The HRC meeting, which runs from 13 to 30 September is intended to review human rights situations in a number of countries, and Egypt is among several receiving special attention this time around.
The state of Egypt's human rights was discussed during general debate on human rights situations that require the Council’s attention, during which speakers for France, Germany, the United Kingdom, Denmark and the European Union raised allegations of human rights violations in Egypt.
The speaker for France was concerned about restrictions on civil society and the work of rights activists. The speaker for the European Union expressed serious concern about the arrest of journalists, activists, protesters and human rights defenders and the pressure on civil society in Egypt, as well as reports of torture, enforced disappearances, mass trials and death sentences.
The speaker for the EU called on the Egyptian authorities to continue their efforts to shed light on the circumstances leading to the death of the Italian student Giulio Regeni. The same was said of the French national Eric Lang, who also died in Egypt.
He stressed that EU is fully aware of the serious challenges posed by the terrorist threat to Egypt's stability and security, in particular the impact of terrorism on the Egyptian people. However, he stressed the need for fighting terrorism with full respect to international standards of human rights and the fundamental freedoms, as stipulated also in the Egyptian Constitution.
He said that ensuring economic, social and cultural rights is necessary in order to achieve stability, prosperity and security.

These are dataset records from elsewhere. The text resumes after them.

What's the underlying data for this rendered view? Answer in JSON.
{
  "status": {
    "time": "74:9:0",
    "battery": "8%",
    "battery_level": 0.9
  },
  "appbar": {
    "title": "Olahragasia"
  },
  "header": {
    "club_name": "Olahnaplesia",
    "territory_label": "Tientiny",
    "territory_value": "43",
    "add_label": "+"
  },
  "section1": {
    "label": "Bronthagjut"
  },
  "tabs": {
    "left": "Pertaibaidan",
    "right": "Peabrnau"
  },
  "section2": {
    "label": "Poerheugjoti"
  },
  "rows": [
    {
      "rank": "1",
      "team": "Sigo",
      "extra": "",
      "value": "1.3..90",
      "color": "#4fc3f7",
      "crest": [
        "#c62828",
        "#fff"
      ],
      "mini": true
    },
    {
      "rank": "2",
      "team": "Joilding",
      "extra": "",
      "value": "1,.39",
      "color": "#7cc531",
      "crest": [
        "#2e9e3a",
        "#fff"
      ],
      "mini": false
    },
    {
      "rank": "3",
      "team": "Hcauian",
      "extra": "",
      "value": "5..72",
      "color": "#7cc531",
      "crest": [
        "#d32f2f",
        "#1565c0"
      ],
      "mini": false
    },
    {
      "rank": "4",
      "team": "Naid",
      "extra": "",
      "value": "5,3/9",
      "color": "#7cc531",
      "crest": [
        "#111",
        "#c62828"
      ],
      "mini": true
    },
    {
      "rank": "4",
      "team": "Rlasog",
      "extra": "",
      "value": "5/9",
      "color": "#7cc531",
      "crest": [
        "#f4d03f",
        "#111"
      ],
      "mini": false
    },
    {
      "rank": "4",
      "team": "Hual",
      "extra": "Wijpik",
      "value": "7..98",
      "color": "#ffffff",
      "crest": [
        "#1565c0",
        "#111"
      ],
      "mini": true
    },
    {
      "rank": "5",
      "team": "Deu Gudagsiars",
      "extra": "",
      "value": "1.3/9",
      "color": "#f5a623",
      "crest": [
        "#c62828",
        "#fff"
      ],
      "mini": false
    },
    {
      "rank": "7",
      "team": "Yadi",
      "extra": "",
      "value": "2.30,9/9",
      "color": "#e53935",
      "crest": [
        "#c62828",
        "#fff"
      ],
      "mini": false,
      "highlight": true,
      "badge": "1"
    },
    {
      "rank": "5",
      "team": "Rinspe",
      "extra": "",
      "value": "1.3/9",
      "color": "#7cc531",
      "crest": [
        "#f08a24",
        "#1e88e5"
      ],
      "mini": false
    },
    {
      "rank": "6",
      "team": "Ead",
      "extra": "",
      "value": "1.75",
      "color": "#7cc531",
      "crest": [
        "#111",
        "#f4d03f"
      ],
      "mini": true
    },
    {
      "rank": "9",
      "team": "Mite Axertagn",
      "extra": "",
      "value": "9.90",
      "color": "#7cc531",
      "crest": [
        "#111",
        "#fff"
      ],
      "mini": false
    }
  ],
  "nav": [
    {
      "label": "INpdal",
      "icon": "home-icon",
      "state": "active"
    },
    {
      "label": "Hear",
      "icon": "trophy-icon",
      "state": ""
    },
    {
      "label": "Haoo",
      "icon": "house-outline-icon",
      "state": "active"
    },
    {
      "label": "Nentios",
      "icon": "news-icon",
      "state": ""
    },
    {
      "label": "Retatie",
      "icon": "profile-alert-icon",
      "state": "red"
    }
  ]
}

He added that the EU stands ready to assist Egypt in achieving these goals, while also taking into account Egypt's pivotal role in regional security.

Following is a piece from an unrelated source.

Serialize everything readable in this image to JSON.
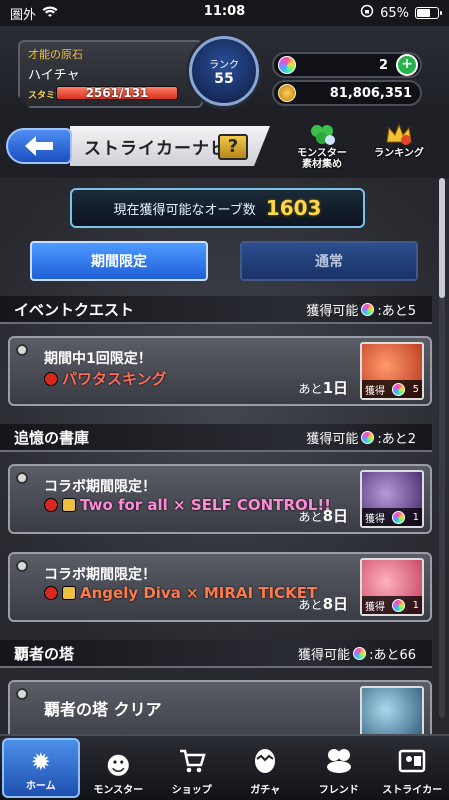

Germany's speaker also expressed deep concern about the human rights situation in Egypt, saying that the ongoing repression of civil society in Egypt could undermine stability, adding that enforced disappearances, torture and the handing down of death sentences are of particular concern.
He said that Egypt's fight against terrorism must respect the rule of law, and its international commitments to human rights.
The United Kingdom expressed concern about the deteriorating situation in Egypt, especially enforced disappearances.
He called on the Egyptian government to release political prisoners and end the use of detention beyond the legal limits, while lifting restrictions placed on civil society. He also urged the government to allow NGOs to operate freely, as guaranteed by the Egyptian constitution.
Denmark as well urged Egypt to respect fundamental rights, including the right to a fair trial.
The United States expressed support for Egypt’s fight against terrorism and stressed that the long-term stability of the country would benefit from allowing political dissent.
However, Egypt's speaker objected to what it called selective, politicized use of the Council’s agenda, which drew attention to situations that had already been rectified.
Mohamed Shaker, Chairman of the Egyptian Council for Foreign Affairs, advised the Foreign Ministry to prepare a strong response to counter these allegations and demonstrate the facts to the whole world.
He said that reports from the West had been biased against Egypt in the last three years, since the revolution of June 30, adding that failure to respond forcefully to these accusations would confirm their validity in the eyes of the West.